Scratch tickets may not turn many people into millionaires, but anyone who purchased a home in Canada's biggest city ten years ago could realistically have tacked an extra seven-figure sum onto their net worths since that time.
It's a slow win, but a big win, as a newly-published comparison of real estate figures in Toronto between 2013 and 2023 shows.
South Etobicoke realtor Graham Rowlands of homing.ca released his annual 10-year housing market comparison for 2023 this week, and this time around it's more comprehensive than ever.
"It is that time of the year again, where I look back at how the year end numbers compare to the previous 10 years," wrote Rowlands when sharing not one but eight new graphics analyzing everything from prices in Toronto and the GTA at large to sales figures by property type.
"While the current market is slow, real estate continues to prove to be a great investment long term.
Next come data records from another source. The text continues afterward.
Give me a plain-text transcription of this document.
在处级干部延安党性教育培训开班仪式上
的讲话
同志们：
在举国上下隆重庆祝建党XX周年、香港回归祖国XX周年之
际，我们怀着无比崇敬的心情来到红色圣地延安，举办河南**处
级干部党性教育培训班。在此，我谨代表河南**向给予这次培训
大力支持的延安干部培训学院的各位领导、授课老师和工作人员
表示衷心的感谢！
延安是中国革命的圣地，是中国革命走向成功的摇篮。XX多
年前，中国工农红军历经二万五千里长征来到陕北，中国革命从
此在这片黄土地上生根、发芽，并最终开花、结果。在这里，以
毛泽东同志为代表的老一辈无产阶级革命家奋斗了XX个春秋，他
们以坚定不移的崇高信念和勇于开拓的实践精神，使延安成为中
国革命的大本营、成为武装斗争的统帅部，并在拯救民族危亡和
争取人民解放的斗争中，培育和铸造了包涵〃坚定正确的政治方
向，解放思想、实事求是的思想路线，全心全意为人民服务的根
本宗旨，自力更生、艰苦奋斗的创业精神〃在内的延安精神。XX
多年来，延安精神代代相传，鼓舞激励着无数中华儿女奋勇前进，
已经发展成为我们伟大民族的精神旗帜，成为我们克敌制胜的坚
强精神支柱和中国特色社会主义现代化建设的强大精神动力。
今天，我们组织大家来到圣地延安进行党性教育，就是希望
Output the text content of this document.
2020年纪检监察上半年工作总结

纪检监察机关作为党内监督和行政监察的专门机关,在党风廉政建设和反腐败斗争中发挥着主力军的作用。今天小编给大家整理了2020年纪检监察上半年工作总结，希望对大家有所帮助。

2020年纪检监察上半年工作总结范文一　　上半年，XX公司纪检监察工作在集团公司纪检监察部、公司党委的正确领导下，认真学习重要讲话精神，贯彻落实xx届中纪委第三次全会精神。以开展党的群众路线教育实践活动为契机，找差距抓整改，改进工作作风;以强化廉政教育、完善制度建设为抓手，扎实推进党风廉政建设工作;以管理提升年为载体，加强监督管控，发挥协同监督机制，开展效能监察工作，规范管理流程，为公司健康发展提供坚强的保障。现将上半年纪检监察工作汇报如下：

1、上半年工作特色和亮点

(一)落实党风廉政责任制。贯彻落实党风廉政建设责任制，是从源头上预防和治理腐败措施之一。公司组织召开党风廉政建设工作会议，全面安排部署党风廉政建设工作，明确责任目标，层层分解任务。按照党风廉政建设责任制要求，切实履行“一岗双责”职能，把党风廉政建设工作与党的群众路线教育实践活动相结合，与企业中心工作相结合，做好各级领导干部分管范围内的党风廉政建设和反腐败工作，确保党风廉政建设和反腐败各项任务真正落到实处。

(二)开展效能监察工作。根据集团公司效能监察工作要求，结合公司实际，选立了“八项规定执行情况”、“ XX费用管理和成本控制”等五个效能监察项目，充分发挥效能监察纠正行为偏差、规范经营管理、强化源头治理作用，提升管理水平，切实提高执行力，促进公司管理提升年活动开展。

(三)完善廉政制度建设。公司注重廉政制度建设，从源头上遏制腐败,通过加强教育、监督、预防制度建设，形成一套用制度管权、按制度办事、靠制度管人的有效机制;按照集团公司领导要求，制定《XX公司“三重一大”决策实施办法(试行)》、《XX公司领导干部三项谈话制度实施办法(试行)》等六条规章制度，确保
This year I really drilled in on sales volume and how we are currently sitting at 10 year or longer lows."
The average condo in the 416 is significantly less expensive than a detached home, but people who bought one ten years ago would have more than doubled their money by now, according to the figures shared by Rowlands.
With home sales down 38.2 per cent across the GTA in 2022 (nearly 50 per cent in December alone,) Toronto's real estate market has definitely cooled off since the overheated days of 2021.
According to Rowlands, sales were so soft in 2022 that they broke a 15-year-old record with only 75,140 sales reported through TRREB's MLS System.
"The last year we saw this few sales was 2008 when the year saw a total of 74,505 sales," writes Rowlands. "We haven't seen this few sales in December for all home types since 2008 when there were 1093 sales."
For detached homes in particular, Toronto just hit a sales low of nearly 30 years — potentially more.
"Unfortunately, the furthest I can go back using the TREB data is 1996, and even going back that far there hasn't been a December with fewer [detached] sales," writes the realtor, noting that condos also last experienced this few sales in 2008.
As far as the difference in prices between a decade ago and now, they're a bit hard to stomach... at least for prospective new homebuyers who are trying to enter the market right now.
Ten years ago, at the beginning of 2013, detached homes were going for an average of $722,393. At present, detached homes in Toronto cost $1,627,635 on average — an increaase of more than $900,000 in only ten years.
Suffice to say that average incomes haven't been rising at the same rate; According to a recent RBC Economics report, the average Toronto household now spends around 85.2 per cent of its income on mortgage payments — nearly three times more than what meets the definition for "affordable" in this country.
From $342,847 in 2013 to $741,584, that's a gain of nearly $400K ($398,737, to be specific.)
Should someone in that position choose to upgrade to an average-priced detached home today, they'd need to spend at least $325,527 of that cash on a 20 per cent downpayment, leaving them with $73,210 left over.
It's not as much as someone who bought a detached house ten years ago has raked in since, but it's a heck of a lot more than Toronto renters gained: As of 2023, it'll cost you just over $30,000 per year to rent a one-bedroom apartment in The 6ix.